See Kubernetes deployment overview.
Containers
Containers, such as Docker, provide a portable and consistent runtime environment. They simplify development, testing, and deployment across environments by encapsulating applications and their dependencies.
- A middle ground between manual setups and Kubernetes that provides the benefits of containerization without the overhead of Kubernetes.
- Containers can run on any system that supports the container runtime, ensuring consistency across development, testing, and production environments.
- Each container runs in its own isolated environment, which helps prevent conflicts between applications and improves security.
- Containers can be easily scaled up or down to handle varying workloads, providing flexibility in resource management.
Manual (bare metal/virtual machines)
For organizations that prefer traditional infrastructure, bare metal or VM-based reference architectures offer a structured approach to system deployment.
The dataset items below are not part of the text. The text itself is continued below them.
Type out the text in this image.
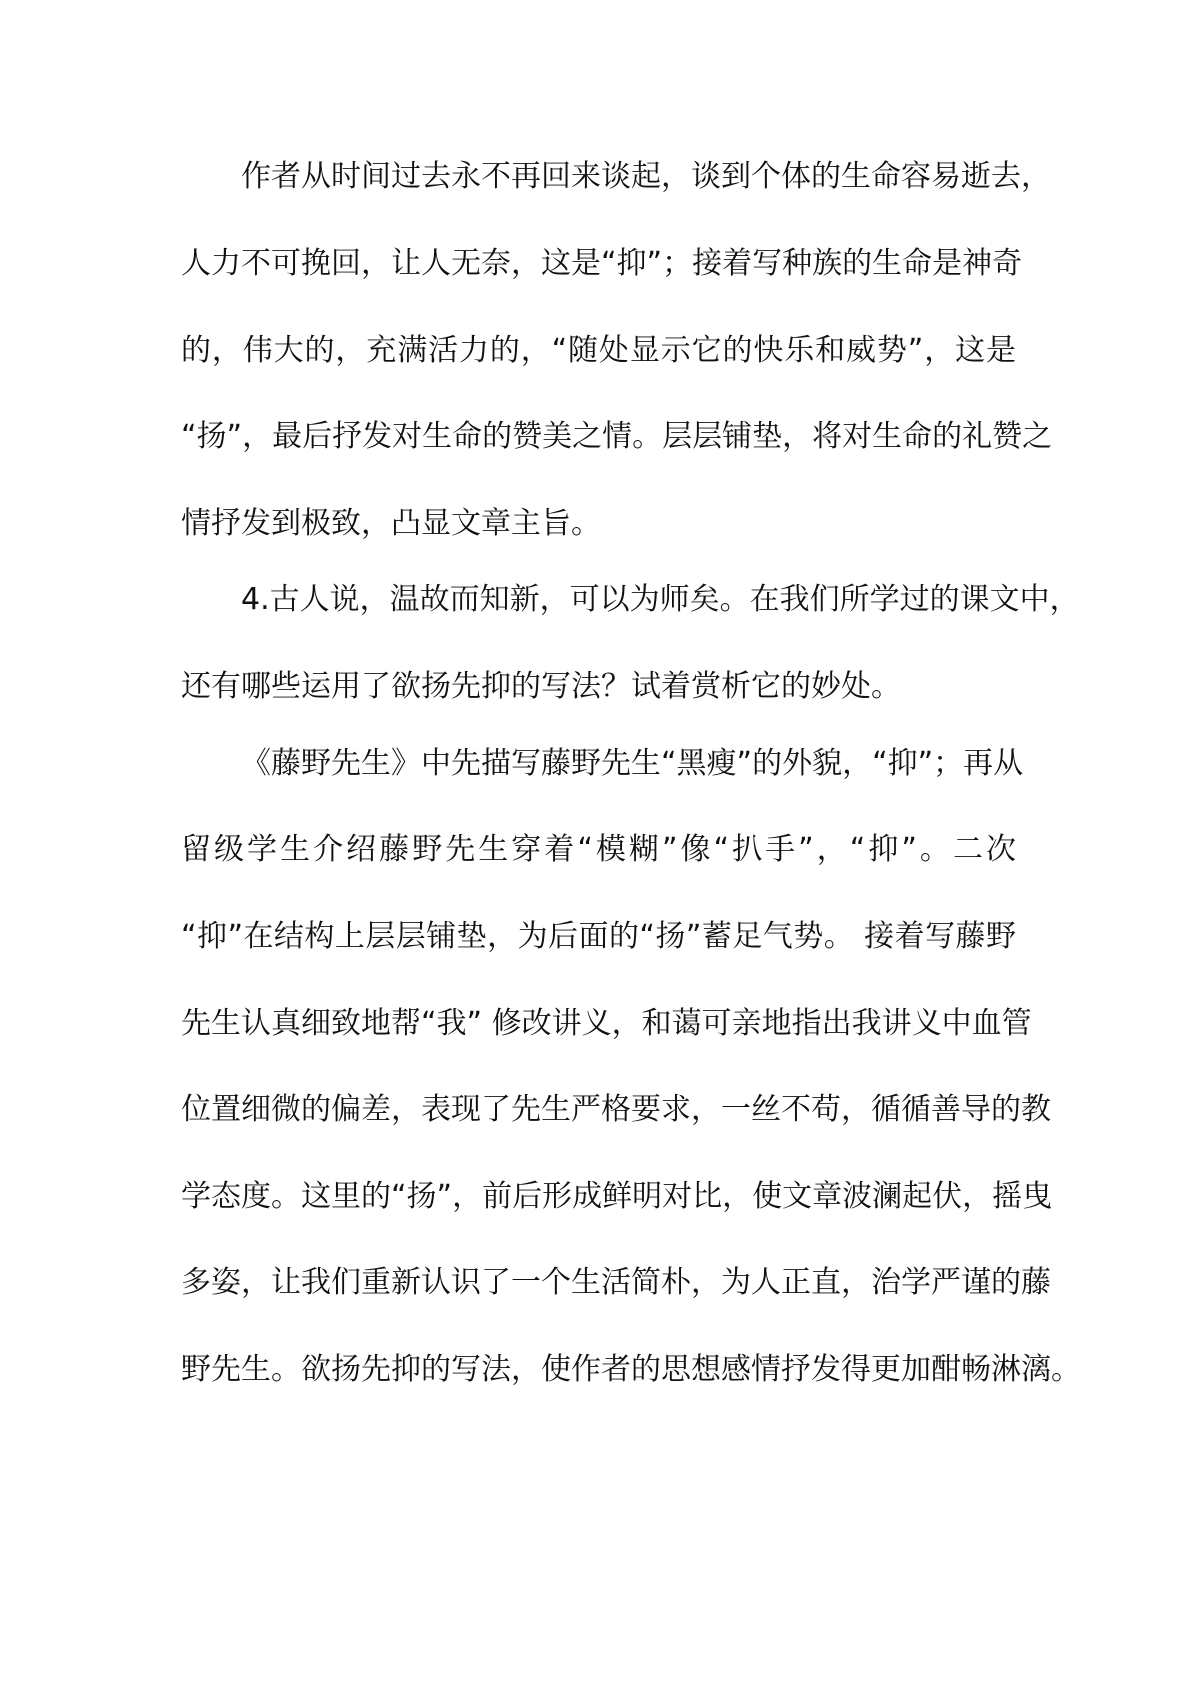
作者从时间过去永不再回来谈起，谈到个体的生命容易逝去，
人力不可挽回，让人无奈，这是“抑”；接着写种族的生命是神奇
的，伟大的，充满活力的，“随处显示它的快乐和威势”，这是
“扬”，最后抒发对生命的赞美之情。层层铺垫，将对生命的礼赞之
情抒发到极致，凸显文章主旨。
4.古人说，温故而知新，可以为师矣。在我们所学过的课文中，
还有哪些运用了欲扬先抑的写法？试着赏析它的妙处。
《藤野先生》中先描写藤野先生“黑瘦”的外貌，“抑”；再从
留级学生介绍藤野先生穿着“模糊”像“扒手”，“抑”。二次
“抑”在结构上层层铺垫，为后面的“扬”蓄足气势。 接着写藤野
先生认真细致地帮“我” 修改讲义，和蔼可亲地指出我讲义中血管
位置细微的偏差，表现了先生严格要求，一丝不苟，循循善导的教
学态度。这里的“扬”，前后形成鲜明对比，使文章波澜起伏，摇曳
多姿，让我们重新认识了一个生活简朴，为人正直，治学严谨的藤
野先生。欲扬先抑的写法，使作者的思想感情抒发得更加酣畅淋漓。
These architectures provide best practices for setting up physical servers or VMs, configuring networks, and managing storage using Infrastructure as Service cloud providers. They are suitable for environments where containerization or use of Kubernetes services may not be feasible.
- Suitable for IaaS, bare metal, or traditional infrastructures.
- Ideal for traditional setups needing highly customized security, strict data residency, or industry-specific regulatory compliance.
- Applicable for high availability but requires more detailed planning.
- Best for teams with expertise in managing physical servers or virtual machines.
See Manual deployment overview.
Local development
For local evaluation or development, use Camunda 8 Run, a simplified distribution for developers.